R Lab Partial Residual Plots

logciafit2 <- update(logciafit, . ~ log(gdp) + poly(health, degree = 2, raw = TRUE) + gini)
car::crPlots(logciafit2, ylab = "partial residual", layout = c(1, 3), grid = FALSE, main = "") 

R Lab Improving Model Performance

car::brief(logciafit, digits = 2)
           (Intercept)     gdp health   gini
Estimate          3.02 -0.0439 -0.055 0.0216
Std. Error        0.29  0.0037  0.022 0.0061

 Residual SD = 0.59 on 130 df, R-squared = 0.71 
car::brief(logciafit2, digits = 2)
           (Intercept) log(gdp) poly(health, degree = 2, raw = TRUE)1
Estimate          4.65   -0.720                                -0.221
Std. Error        0.32    0.038                                 0.058
           poly(health, degree = 2, raw = TRUE)2   gini
Estimate                                  0.0096 0.0191
Std. Error                                0.0034 0.0044

 Residual SD = 0.44 on 129 df, R-squared = 0.84 

R Lab Plotting against Original Untransformed \(x\)

Code
library(effects)
par(mar = c(2, 2, 0, 0))
plot(Effect("gdp", logciafit2, residuals = TRUE), 
     lines = list(col = c("blue", "black"), lty = 2), 
     axes = list(grid = TRUE), confint = FALSE, 
     partial.residuals = list(plot = TRUE, smooth.col = "magenta", 
                              lty = 1, 
                              span = 3/4), 
     xlab = "GDP per Capita", ylab = "Partial Residual", main = "", cex.lab = 2)

Code
par(mar = c(2, 2, 0, 0))
plot(Effect("health", logciafit2, residuals = TRUE), 
     lines = list(col = c("blue", "black"), lty = 2), 
     axes = list(grid = TRUE), confint = FALSE, 
     partial.residuals = list(plot = TRUE, smooth.col = "magenta", 
                              lty = 1, 
                              span = 3/4),
     xlab = "Health Expenditures", ylab = "Partial Residual", main = "", cex.lab = 2)

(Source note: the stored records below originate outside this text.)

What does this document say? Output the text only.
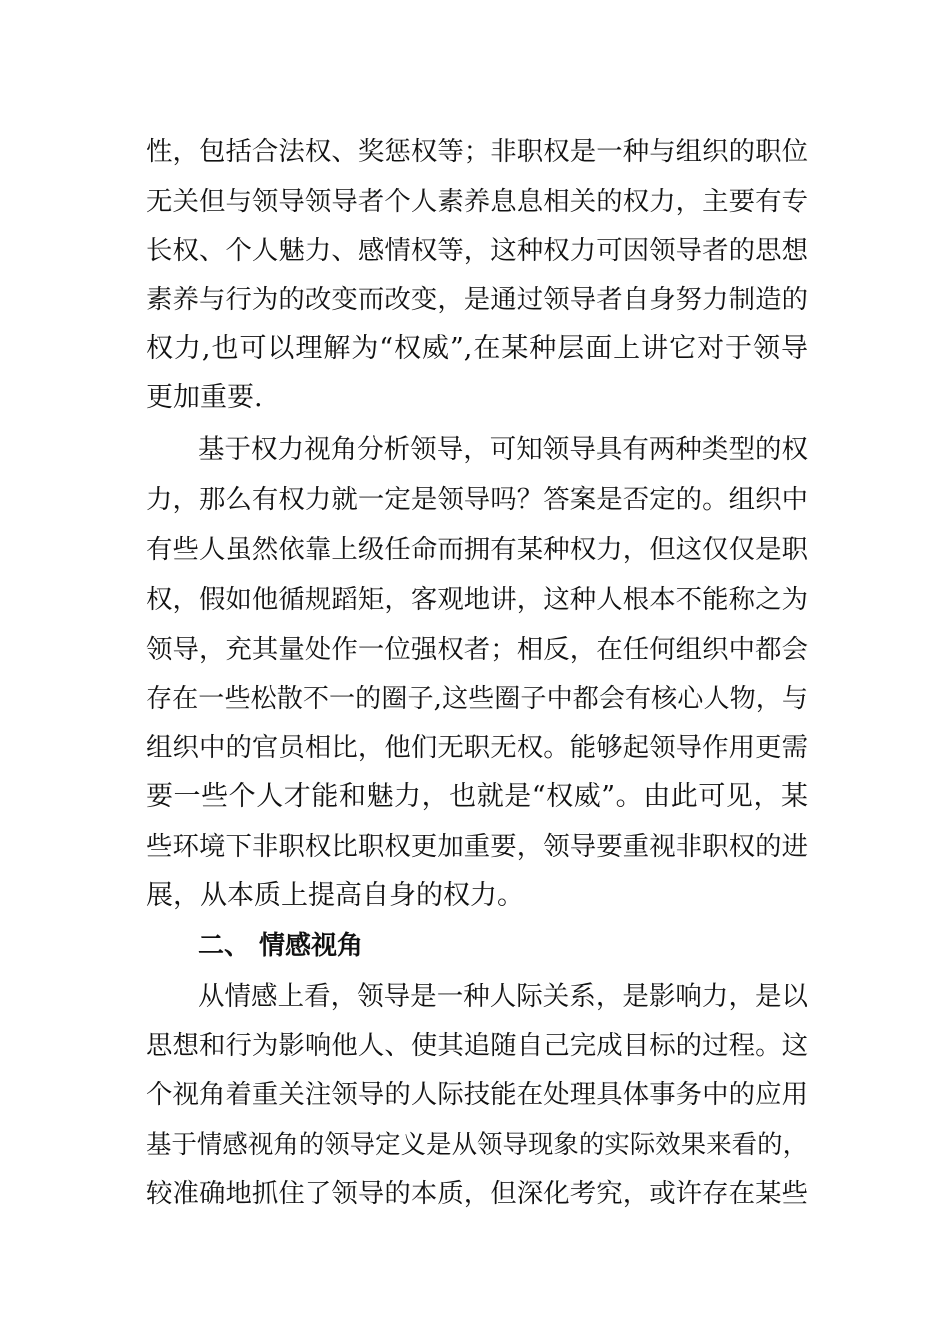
性，包括合法权、奖惩权等；非职权是一种与组织的职位
无关但与领导领导者个人素养息息相关的权力，主要有专
长权、个人魅力、感情权等，这种权力可因领导者的思想
素养与行为的改变而改变，是通过领导者自身努力制造的
权力,也可以理解为“权威”,在某种层面上讲它对于领导
更加重要.
基于权力视角分析领导，可知领导具有两种类型的权
力，那么有权力就一定是领导吗？答案是否定的。组织中
有些人虽然依靠上级任命而拥有某种权力，但这仅仅是职
权，假如他循规蹈矩，客观地讲，这种人根本不能称之为
领导，充其量处作一位强权者；相反，在任何组织中都会
存在一些松散不一的圈子,这些圈子中都会有核心人物，与
组织中的官员相比，他们无职无权。能够起领导作用更需
要一些个人才能和魅力，也就是“权威”。由此可见，某
些环境下非职权比职权更加重要，领导要重视非职权的进
展，从本质上提高自身的权力。
二、 情感视角
从情感上看，领导是一种人际关系，是影响力，是以
思想和行为影响他人、使其追随自己完成目标的过程。这
个视角着重关注领导的人际技能在处理具体事务中的应用
基于情感视角的领导定义是从领导现象的实际效果来看的，
较准确地抓住了领导的本质，但深化考究，或许存在某些
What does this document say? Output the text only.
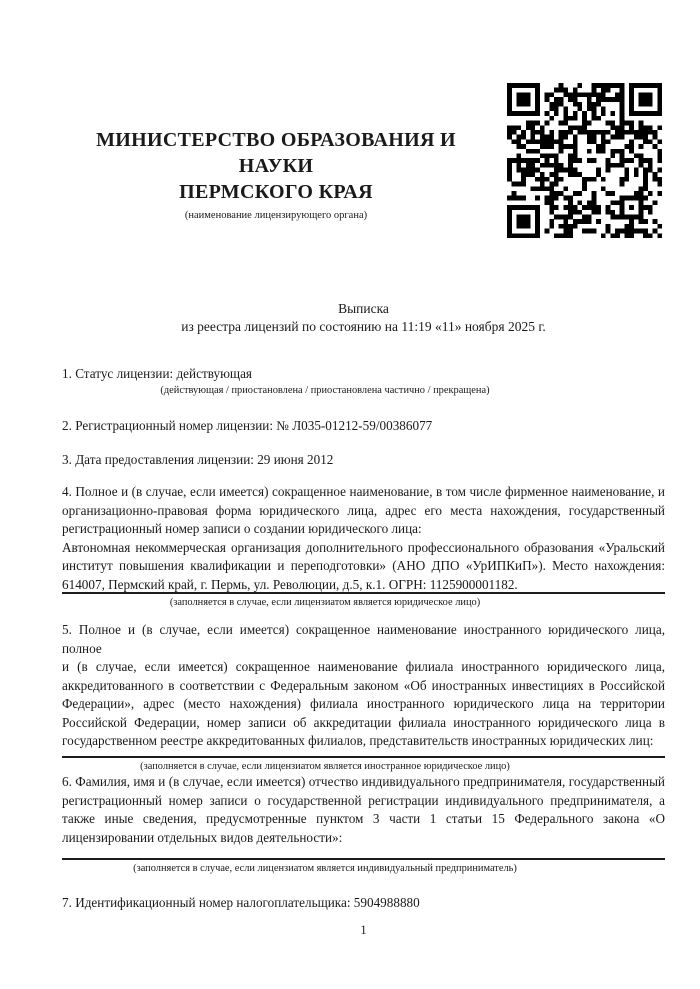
МИНИСТЕРСТВО ОБРАЗОВАНИЯ И НАУКИ
ПЕРМСКОГО КРАЯ
(наименование лицензирующего органа)
Выписка
из реестра лицензий по состоянию на 11:19 «11» ноября 2025 г.
1. Статус лицензии: действующая
(действующая / приостановлена / приостановлена частично / прекращена)
2. Регистрационный номер лицензии: № Л035-01212-59/00386077
3. Дата предоставления лицензии: 29 июня 2012
4. Полное и (в случае, если имеется) сокращенное наименование, в том числе фирменное наименование, и
организационно-правовая форма юридического лица, адрес его места нахождения, государственный
регистрационный номер записи о создании юридического лица:
Автономная некоммерческая организация дополнительного профессионального образования «Уральский
институт повышения квалификации и переподготовки» (АНО ДПО «УрИПКиП»). Место нахождения:
614007, Пермский край, г. Пермь, ул. Революции, д.5, к.1. ОГРН: 1125900001182.
(заполняется в случае, если лицензиатом является юридическое лицо)
5. Полное и (в случае, если имеется) сокращенное наименование иностранного юридического лица, полное
и (в случае, если имеется) сокращенное наименование филиала иностранного юридического лица,
аккредитованного в соответствии с Федеральным законом «Об иностранных инвестициях в Российской
Федерации», адрес (место нахождения) филиала иностранного юридического лица на территории
Российской Федерации, номер записи об аккредитации филиала иностранного юридического лица в
государственном реестре аккредитованных филиалов, представительств иностранных юридических лиц:
(заполняется в случае, если лицензиатом является иностранное юридическое лицо)
6. Фамилия, имя и (в случае, если имеется) отчество индивидуального предпринимателя, государственный
регистрационный номер записи о государственной регистрации индивидуального предпринимателя, а
также иные сведения, предусмотренные пунктом 3 части 1 статьи 15 Федерального закона «О
лицензировании отдельных видов деятельности»:
(заполняется в случае, если лицензиатом является индивидуальный предприниматель)
7. Идентификационный номер налогоплательщика: 5904988880
1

Transforming \(x\)s Analytically: Box and Tidwell (1962)

  • Box and Tidwell (1962) proposed a procedure for estimating \(\lambda_1, \lambda_2, \dots, \lambda_k\) in the model \[y = \beta_0 + \beta_1x_1^{\lambda_1} + \cdots + \beta_kx_k^{\lambda_k}+ \epsilon\]

  • All \(x_j\)s are positive.

  • \(\beta_0, \beta_1, \dots, \beta_k\) are estimated after and conditional on the transformations.

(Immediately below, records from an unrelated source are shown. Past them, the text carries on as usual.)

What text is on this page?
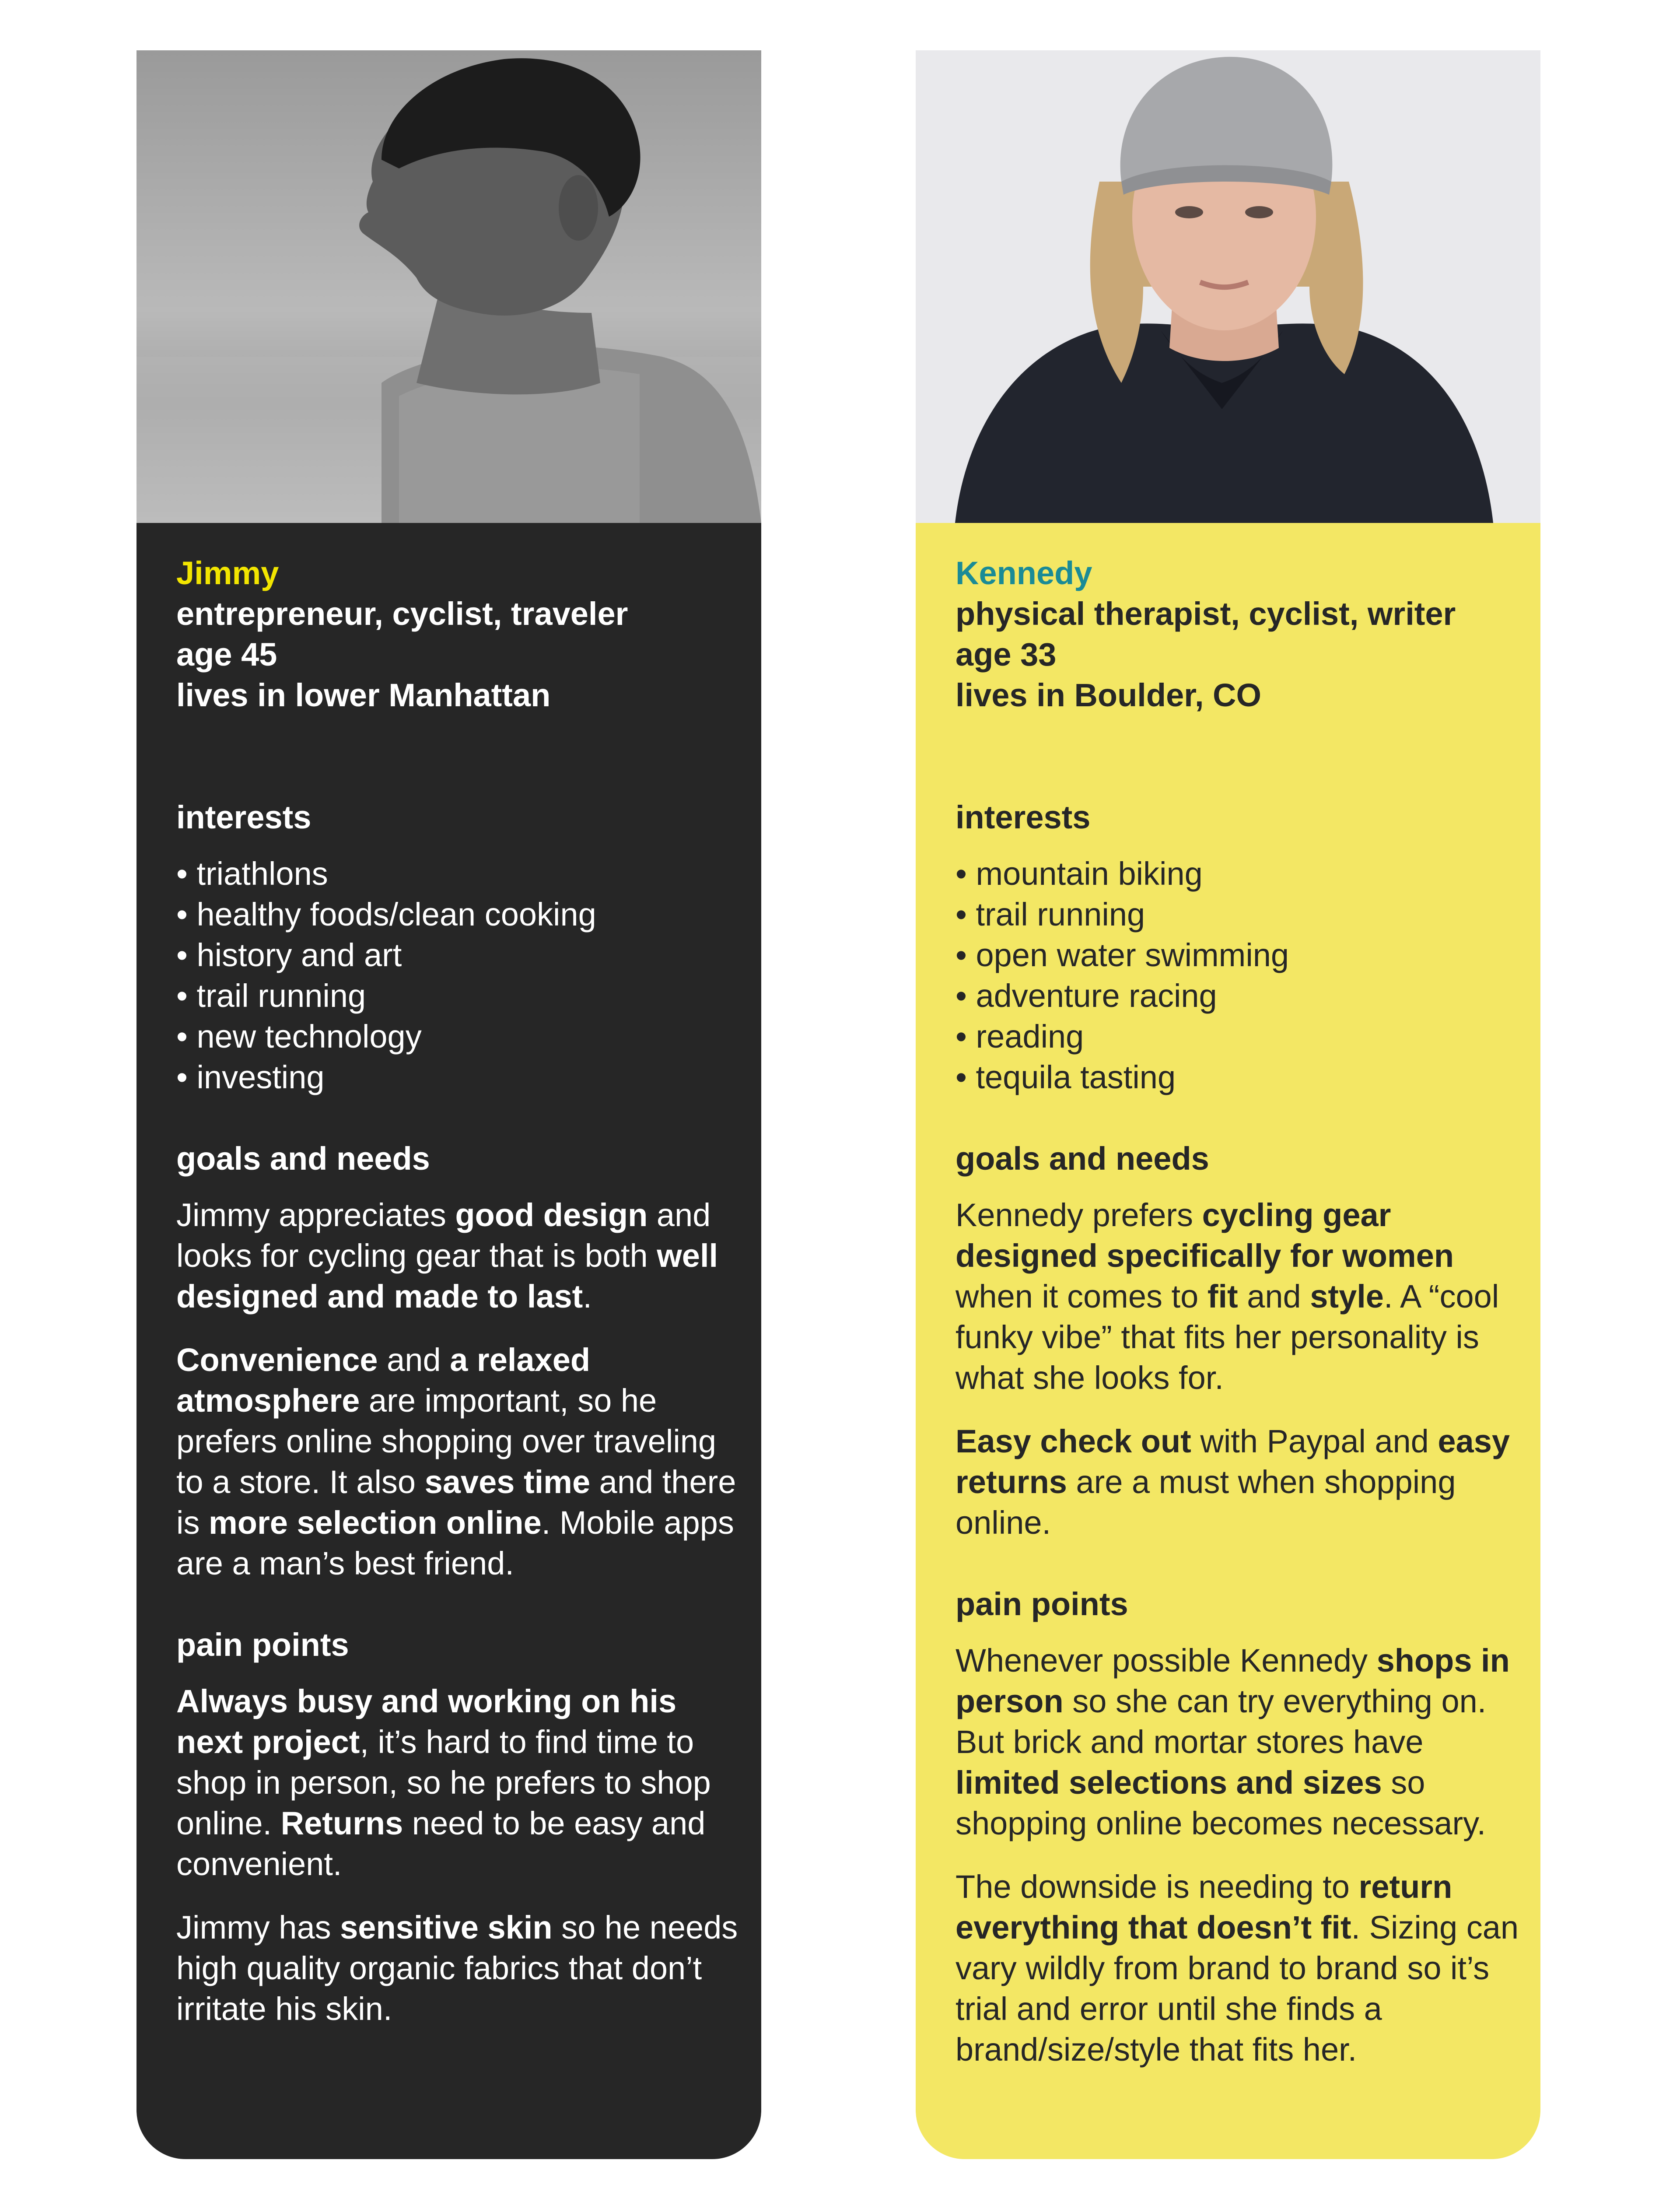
Jimmy
entrepreneur, cyclist, traveler
age 45
lives in lower Manhattan
interests
• triathlons
• healthy foods/clean cooking
• history and art
• trail running
• new technology
• investing
goals and needs

Jimmy appreciates good design and looks for cycling gear that is both well designed and made to last.

Convenience and a relaxed atmosphere are important, so he prefers online shopping over traveling to a store. It also saves time and there is more selection online. Mobile apps are a man’s best friend.

pain points

Always busy and working on his next project, it’s hard to find time to shop in person, so he prefers to shop online. Returns need to be easy and convenient.

Jimmy has sensitive skin so he needs high quality organic fabrics that don’t irritate his skin.

Kennedy
physical therapist, cyclist, writer
age 33
lives in Boulder, CO
interests
• mountain biking
• trail running
• open water swimming
• adventure racing
• reading
• tequila tasting
goals and needs

Kennedy prefers cycling gear designed specifically for women when it comes to fit and style. A “cool funky vibe” that fits her personality is what she looks for.

Easy check out with Paypal and easy returns are a must when shopping online.

pain points

Whenever possible Kennedy shops in person so she can try everything on. But brick and mortar stores have limited selections and sizes so shopping online becomes necessary.

The downside is needing to return everything that doesn’t fit. Sizing can vary wildly from brand to brand so it’s trial and error until she finds a brand/size/style that fits her.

  • \(x_j^{\lambda_j} = \log_e(x_j)\) if \(\lambda_j = 0\).

R Lab Box and Tidwell (1962)

Consider the model \[\log(Infant) = \beta_0 + \beta_1 GDP^{\lambda_1} + \beta_2Gini^{\lambda_2} + \beta_3 Health + \beta_4 Health ^ 2 + \epsilon\]

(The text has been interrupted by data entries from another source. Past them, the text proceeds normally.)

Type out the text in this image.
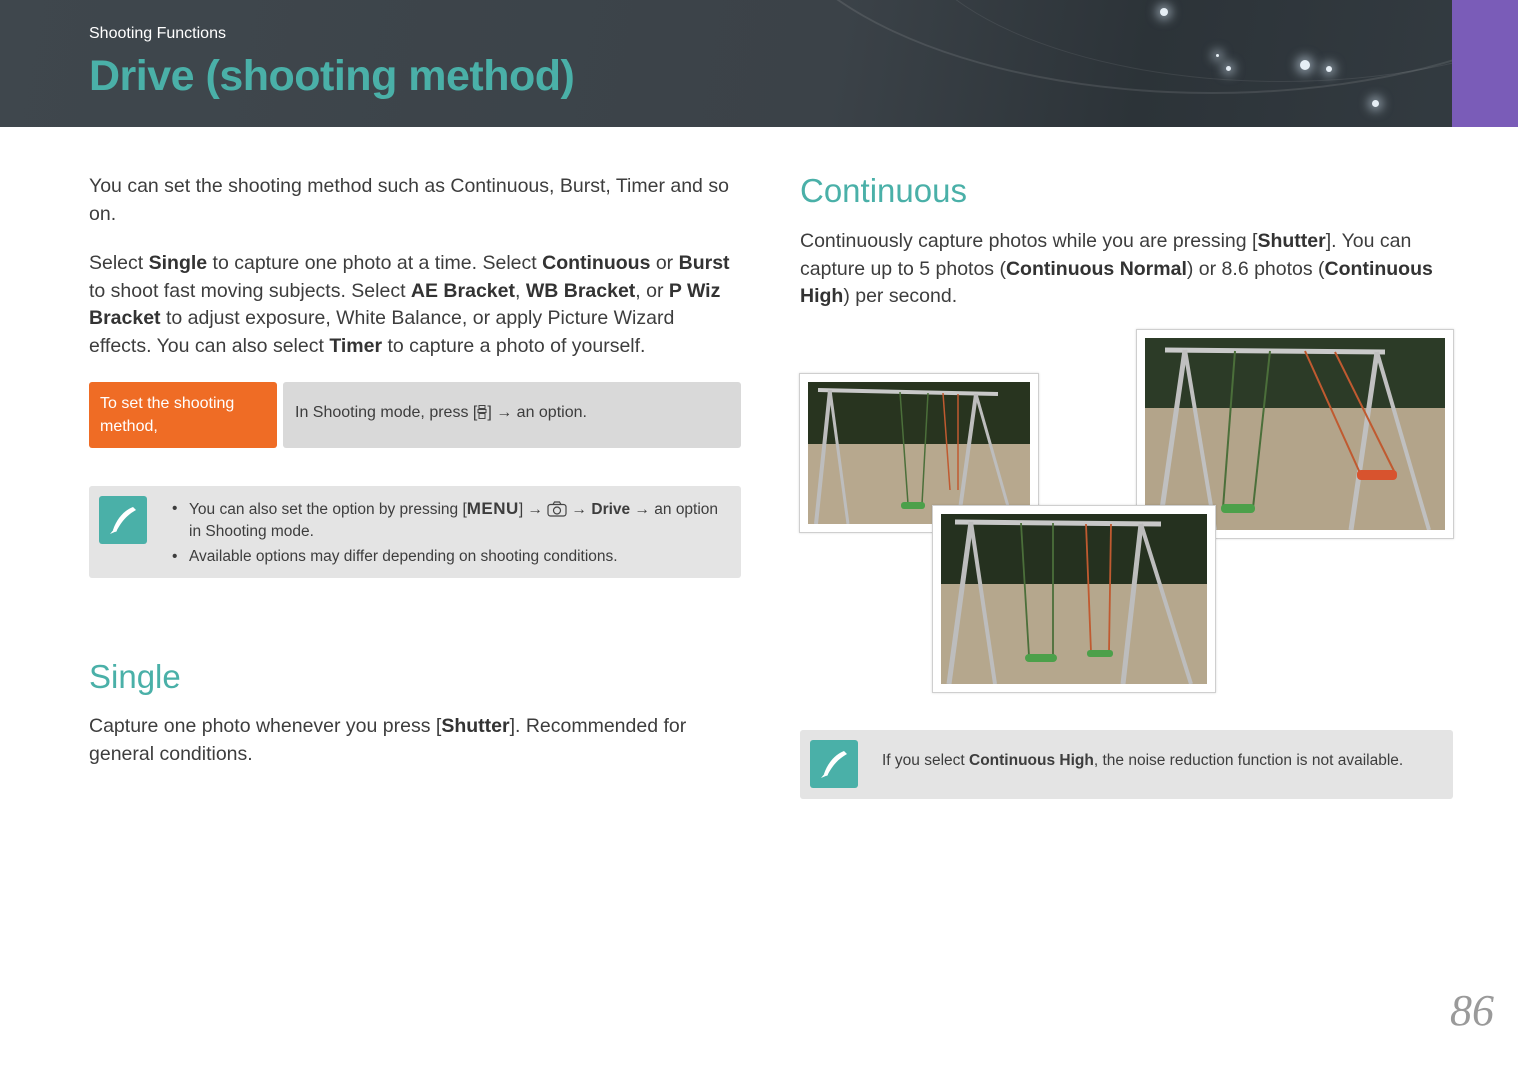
Shooting Functions
Drive (shooting method)
You can set the shooting method such as Continuous, Burst, Timer and so on.
Select Single to capture one photo at a time. Select Continuous or Burst to shoot fast moving subjects. Select AE Bracket, WB Bracket, or P Wiz Bracket to adjust exposure, White Balance, or apply Picture Wizard effects. You can also select Timer to capture a photo of yourself.
To set the shooting method,
In Shooting mode, press [ ] → an option.
• You can also set the option by pressing [MENU] →  → Drive → an option in Shooting mode.
• Available options may differ depending on shooting conditions.
Single
Capture one photo whenever you press [Shutter]. Recommended for general conditions.
Continuous
Continuously capture photos while you are pressing [Shutter]. You can capture up to 5 photos (Continuous Normal) or 8.6 photos (Continuous High) per second.
If you select Continuous High, the noise reduction function is not available.
86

car::boxTidwell(log(infant) ~ gdp + gini, 
                other.x = ~poly(health, 2, raw = TRUE), data = CIA)
...
     MLE of lambda Score Statistic (t) Pr(>|t|)    
gdp            0.2                10.6   <2e-16 ***
gini          -0.5                -0.4      0.7    
---
Signif. codes:  0 '***' 0.001 '**' 0.01 '*' 0.05 '.' 0.1 ' ' 1
...
  • The point estimate of \(\lambda\) is \(\hat{\lambda}_1 = 0.2\) and \(\hat{\lambda}_2 = -0.5\)

  • The test is for \(H_0:\) No transformation is needed \((\lambda = 1)\).

    • Strong evidence to transform \(GDP\)
    • Little evidence of the need to transform the Gini coefficient

Other Methods for Dealing with Nonlinearity

  • Lack-of-fit test (LRA Sec 4.5, CMR Sec. 3.6): Need repeated observations
  • Transform a nonlinear function into a linear one (LRA Sec 5.3)

Can the nonlinear model \(y = \beta_0e^{\beta_1x}\epsilon\) be transformed into a linear one (intrinsically linear)?

  • Polynomial Regression, Regression Splines or other nonparametric regression (MSSC 6250)
  • A (pure) nonlinear model may be needed if the model assumptions cannot be satisfied.